O Alarm Lock Systems, uma divisão da Napco Security Technologies, anuncia a integração
de suas soluções de bloqueio de acesso eletrônico sem fio.
 
 

Trilogy Networx e ArchiTech com a popular plataforma de gerenciamento de eventos e segurança Software House C • CURE 9000, da Tyco Security Products. Com esta integração, os clientes podem monitorar e controlar os Trilogy Networx Locks avançados no software C • CURE 9000 para obter informações adicionais em tempo real para responder com precisão aos eventos e alarmes do sistema.
"Com menos da metade do custo de um hardware de acesso tradicional para porta, e aplicado em cerca de uma hora ao invés de necessitar do serviço de um serralheiro, a Networx Wireless PIN/Prox Access Locks são fáceis de instalar e gerenciar, e agora em tempo real, dentro do popular Software House C•CURE", disse vice-presidente sênior de Vendas e Marketing da Napco Security Technologies.

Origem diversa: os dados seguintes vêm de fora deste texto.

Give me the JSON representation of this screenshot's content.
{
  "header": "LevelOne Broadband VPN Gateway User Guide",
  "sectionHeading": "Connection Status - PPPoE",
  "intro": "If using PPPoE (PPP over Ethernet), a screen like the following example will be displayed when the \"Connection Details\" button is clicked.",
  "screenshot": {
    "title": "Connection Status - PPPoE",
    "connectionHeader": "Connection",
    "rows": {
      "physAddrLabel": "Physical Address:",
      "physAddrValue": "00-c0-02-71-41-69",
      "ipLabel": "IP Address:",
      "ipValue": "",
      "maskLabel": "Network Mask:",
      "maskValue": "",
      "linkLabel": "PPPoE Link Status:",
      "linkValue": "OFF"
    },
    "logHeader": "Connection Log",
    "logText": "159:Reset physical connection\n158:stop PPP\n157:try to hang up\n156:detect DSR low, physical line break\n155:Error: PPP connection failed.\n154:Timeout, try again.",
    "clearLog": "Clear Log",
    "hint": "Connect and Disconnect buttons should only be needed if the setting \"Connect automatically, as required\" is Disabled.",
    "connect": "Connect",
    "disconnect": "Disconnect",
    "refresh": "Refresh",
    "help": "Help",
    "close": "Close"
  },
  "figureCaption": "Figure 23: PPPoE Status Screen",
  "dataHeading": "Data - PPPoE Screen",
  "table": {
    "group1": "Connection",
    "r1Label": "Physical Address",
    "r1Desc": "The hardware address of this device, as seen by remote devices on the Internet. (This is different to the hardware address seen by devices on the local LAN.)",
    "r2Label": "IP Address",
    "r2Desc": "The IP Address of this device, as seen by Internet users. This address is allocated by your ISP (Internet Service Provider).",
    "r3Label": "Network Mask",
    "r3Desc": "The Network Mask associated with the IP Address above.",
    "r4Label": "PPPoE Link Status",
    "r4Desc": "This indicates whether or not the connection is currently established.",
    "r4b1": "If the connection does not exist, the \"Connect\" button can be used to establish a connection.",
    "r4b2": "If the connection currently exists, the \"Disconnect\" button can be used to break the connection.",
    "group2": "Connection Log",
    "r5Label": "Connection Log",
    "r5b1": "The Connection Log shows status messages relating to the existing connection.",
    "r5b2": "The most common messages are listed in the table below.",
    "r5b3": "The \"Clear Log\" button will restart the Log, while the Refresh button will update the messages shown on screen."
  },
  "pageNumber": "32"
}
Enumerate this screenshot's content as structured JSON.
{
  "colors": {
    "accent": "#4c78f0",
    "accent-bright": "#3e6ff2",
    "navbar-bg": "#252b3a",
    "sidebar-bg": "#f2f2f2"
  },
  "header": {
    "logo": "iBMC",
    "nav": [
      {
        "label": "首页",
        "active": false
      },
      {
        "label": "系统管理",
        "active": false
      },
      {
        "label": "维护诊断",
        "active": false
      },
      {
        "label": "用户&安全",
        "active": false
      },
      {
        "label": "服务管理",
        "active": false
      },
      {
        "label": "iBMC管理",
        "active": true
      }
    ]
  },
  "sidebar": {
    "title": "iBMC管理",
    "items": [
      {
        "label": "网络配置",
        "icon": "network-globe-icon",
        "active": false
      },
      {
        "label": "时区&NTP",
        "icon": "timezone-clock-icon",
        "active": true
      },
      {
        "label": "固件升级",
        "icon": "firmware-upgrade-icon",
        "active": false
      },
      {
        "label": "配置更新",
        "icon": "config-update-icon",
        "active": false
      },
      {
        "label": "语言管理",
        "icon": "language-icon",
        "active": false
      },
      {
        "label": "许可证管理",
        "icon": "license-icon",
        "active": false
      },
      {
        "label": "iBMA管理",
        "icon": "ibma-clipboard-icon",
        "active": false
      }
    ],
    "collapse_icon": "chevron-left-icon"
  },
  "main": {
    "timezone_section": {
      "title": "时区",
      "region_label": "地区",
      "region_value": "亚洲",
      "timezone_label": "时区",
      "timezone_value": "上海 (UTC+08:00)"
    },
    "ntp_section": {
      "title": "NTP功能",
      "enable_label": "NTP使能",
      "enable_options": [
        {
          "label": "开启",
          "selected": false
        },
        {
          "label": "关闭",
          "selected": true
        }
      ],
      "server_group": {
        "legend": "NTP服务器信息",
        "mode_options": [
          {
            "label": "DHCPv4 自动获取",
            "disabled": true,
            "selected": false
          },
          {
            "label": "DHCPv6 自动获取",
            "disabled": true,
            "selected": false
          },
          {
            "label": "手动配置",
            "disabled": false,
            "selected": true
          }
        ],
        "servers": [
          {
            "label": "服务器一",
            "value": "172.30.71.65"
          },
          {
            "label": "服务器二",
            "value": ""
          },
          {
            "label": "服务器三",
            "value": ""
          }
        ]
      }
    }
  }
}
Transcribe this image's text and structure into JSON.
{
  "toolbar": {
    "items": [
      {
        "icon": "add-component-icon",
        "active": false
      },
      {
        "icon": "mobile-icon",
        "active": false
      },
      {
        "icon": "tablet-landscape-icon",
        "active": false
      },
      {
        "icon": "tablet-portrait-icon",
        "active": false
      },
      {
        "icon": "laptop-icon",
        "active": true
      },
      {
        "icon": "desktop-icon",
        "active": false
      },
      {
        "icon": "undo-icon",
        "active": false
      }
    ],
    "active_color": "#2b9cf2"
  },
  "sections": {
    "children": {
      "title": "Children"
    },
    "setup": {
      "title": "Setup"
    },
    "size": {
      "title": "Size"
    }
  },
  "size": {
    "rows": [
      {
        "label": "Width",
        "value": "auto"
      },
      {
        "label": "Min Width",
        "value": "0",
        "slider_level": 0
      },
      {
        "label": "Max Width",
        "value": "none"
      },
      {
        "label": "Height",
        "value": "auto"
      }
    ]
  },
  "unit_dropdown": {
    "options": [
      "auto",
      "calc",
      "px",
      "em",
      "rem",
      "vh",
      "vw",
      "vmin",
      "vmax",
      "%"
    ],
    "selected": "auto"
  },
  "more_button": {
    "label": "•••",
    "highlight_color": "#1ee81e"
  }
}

O Alarm Lock Networx, versão sem fio em rede da Trilogy, possui teclado digital e leitor inteligente incorporado, duração da bateria mais longa e baixa manutenção em campo. Com modelos de correspondência para todas as portas.
"A integração do Alarm Lock, como parte do Programa de Parceiros Conectados da Tyco, é um exemplo do nosso compromisso de aumentar o valor, flexibilidade e liberdade de escolha para nossos clientes, emparelhando com as tecnologias líderes do setor".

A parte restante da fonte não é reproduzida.